Un pain, c’est un peu comme un bouquet de fleurs. On peut se lever tôt pour aller le cueillir, pour le saisir au meilleur de sa forme, même si on peut tout simplement choisir de l’acheter en bas de chez soi, tout prêt, tout simplement. Il n’y a pas que la cueillette qui compte, car on prend ensuite un plaisir particulier à l’humer, à s’en imprégner, à observer ses belles couleurs, ses lignes et formes harmonieuses. Malheureusement, certains bouquets se fanent plus vite que d’autres, ne nous laissent pas le temps de bien en profiter… tout comme les pains, car en matière de conservation, tous ne se valent pas.

Il y a certains artisans qui ne manquent pas d’idées et qui décident de faire de leur pain non pas un bouquet d’arômes… mais véritablement une fleur. J’avais déjà eu l’occasion de vous parler du pain au fleurs de mauve que Véronique Mauclerc propose parfois le week-end, mais pas du pain au Coquelicot que l’on trouve du côté de la place des Abbesses, dans le 18è arrondissement.
En effet, quelle autre boulangerie que le Coquelicot des Abbesses pouvait proposer un pain reprenant le parfum – très méconnu – et la forme de cette fleur qui borde souvent les voies ferrées ? D’ailleurs, c’est la saison, depuis quelques semaines on peut admirer ces rouges pétales, formant autant de notes vives et chaleureuses, ponctuant nos voyages à moyenne ou grande vitesse…

Avant de parler du pain, parlons justement de l’arôme bien particulier du Coquelicot. On ne s’en doute pas de prime abord, mais cette fleur développe des notes de fraise, de fruits rouges, très chaudes et agréables. Au point que la ville de Nemours en a fait sa spécialité, en développant une confiserie à base de coquelicot, et ce depuis 1848. C’est ainsi un des produits développés au sein de la gamme Des Lis Chocolat.
La parfumerie a su exploiter la fleur, ce fut notamment le cas de Kenzo et sa célèbre fragrance « Flower »… On l’utilise en sucré, mais aussi en salé… et dans le cas présent, dans le pain.

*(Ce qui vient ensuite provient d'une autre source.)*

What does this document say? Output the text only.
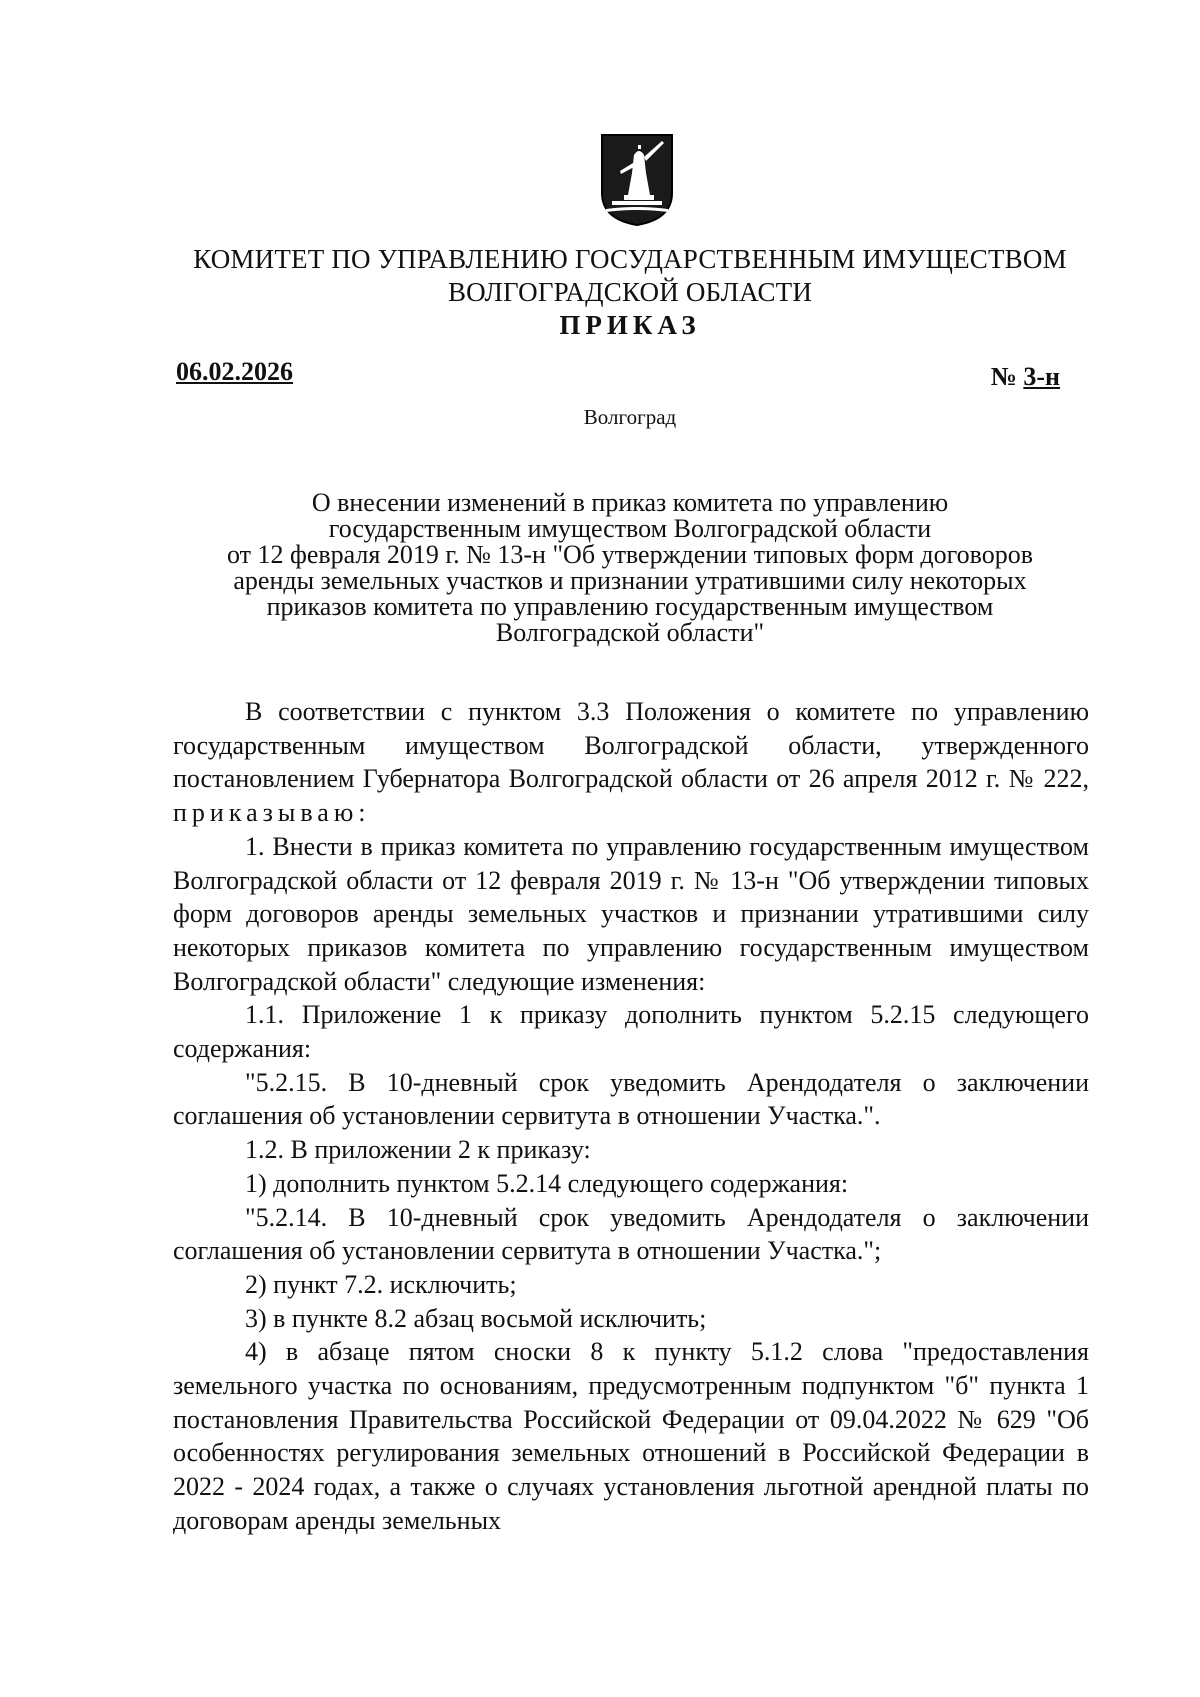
КОМИТЕТ ПО УПРАВЛЕНИЮ ГОСУДАРСТВЕННЫМ ИМУЩЕСТВОМ
ВОЛГОГРАДСКОЙ ОБЛАСТИ
ПРИКАЗ
06.02.2026	№ 3-н
Волгоград
О внесении изменений в приказ комитета по управлению
государственным имуществом Волгоградской области
от 12 февраля 2019 г. № 13-н "Об утверждении типовых форм договоров
аренды земельных участков и признании утратившими силу некоторых
приказов комитета по управлению государственным имуществом
Волгоградской области"

В соответствии с пунктом 3.3 Положения о комитете по управлению государственным имуществом Волгоградской области, утвержденного постановлением Губернатора Волгоградской области от 26 апреля 2012 г. № 222, приказываю:

1. Внести в приказ комитета по управлению государственным имуществом Волгоградской области от 12 февраля 2019 г. № 13-н "Об утверждении типовых форм договоров аренды земельных участков и признании утратившими силу некоторых приказов комитета по управлению государственным имуществом Волгоградской области" следующие изменения:

1.1. Приложение 1 к приказу дополнить пунктом 5.2.15 следующего содержания:

"5.2.15. В 10-дневный срок уведомить Арендодателя о заключении соглашения об установлении сервитута в отношении Участка.".

1.2. В приложении 2 к приказу:

1) дополнить пунктом 5.2.14 следующего содержания:

"5.2.14. В 10-дневный срок уведомить Арендодателя о заключении соглашения об установлении сервитута в отношении Участка.";

2) пункт 7.2. исключить;

3) в пункте 8.2 абзац восьмой исключить;

4) в абзаце пятом сноски 8 к пункту 5.1.2 слова "предоставления земельного участка по основаниям, предусмотренным подпунктом "б" пункта 1 постановления Правительства Российской Федерации от 09.04.2022 № 629 "Об особенностях регулирования земельных отношений в Российской Федерации в 2022 - 2024 годах, а также о случаях установления льготной арендной платы по договорам аренды земельных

Ce pain nous intrigue tout d’abord par sa forme particulière. Trois pétales assemblés, parfois un peu difformes. Le façonnage est un peu aléatoire, et on est bien loin du soin mis en oeuvre dans la confection de la Fleur du Vendredi de la Gambette à Pain. Au centre, on retrouve quelques graines de pavot, ce qui est plutôt bien vu car le coquelicot fait partie de la famille des pavots. Elles apportent quelques notes poivrées, qui relèvent bien la douceur sucrée du parfum de coquelicot. D’ailleurs, il n’est pas question ici de pétales, mais d’un arôme. Certes, cela permet d’avoir un parfum uniforme, mais le résultat est, de fait, moins naturel. Pour autant, le goût proche de la fraise, légèrement sucré, que l’on ressent à la dégustation, rend ce pain particulièrement agréable au petit déjeuner.
On trouve également quelques graines de lin et de tournesol dans la mie, ce qui apporte un peu de craquant et assaisonne là encore le produit. Ce qui est plus regrettable, c’est le caractère très pâteux de la mie, et la fâcheuse tendance qu’a la croûte à devenir complètement molle et caoutchouteuse. C’est d’autant plus dommage qu’en vieillissant, ce pain dégage un arôme de coquelicot plus marqué.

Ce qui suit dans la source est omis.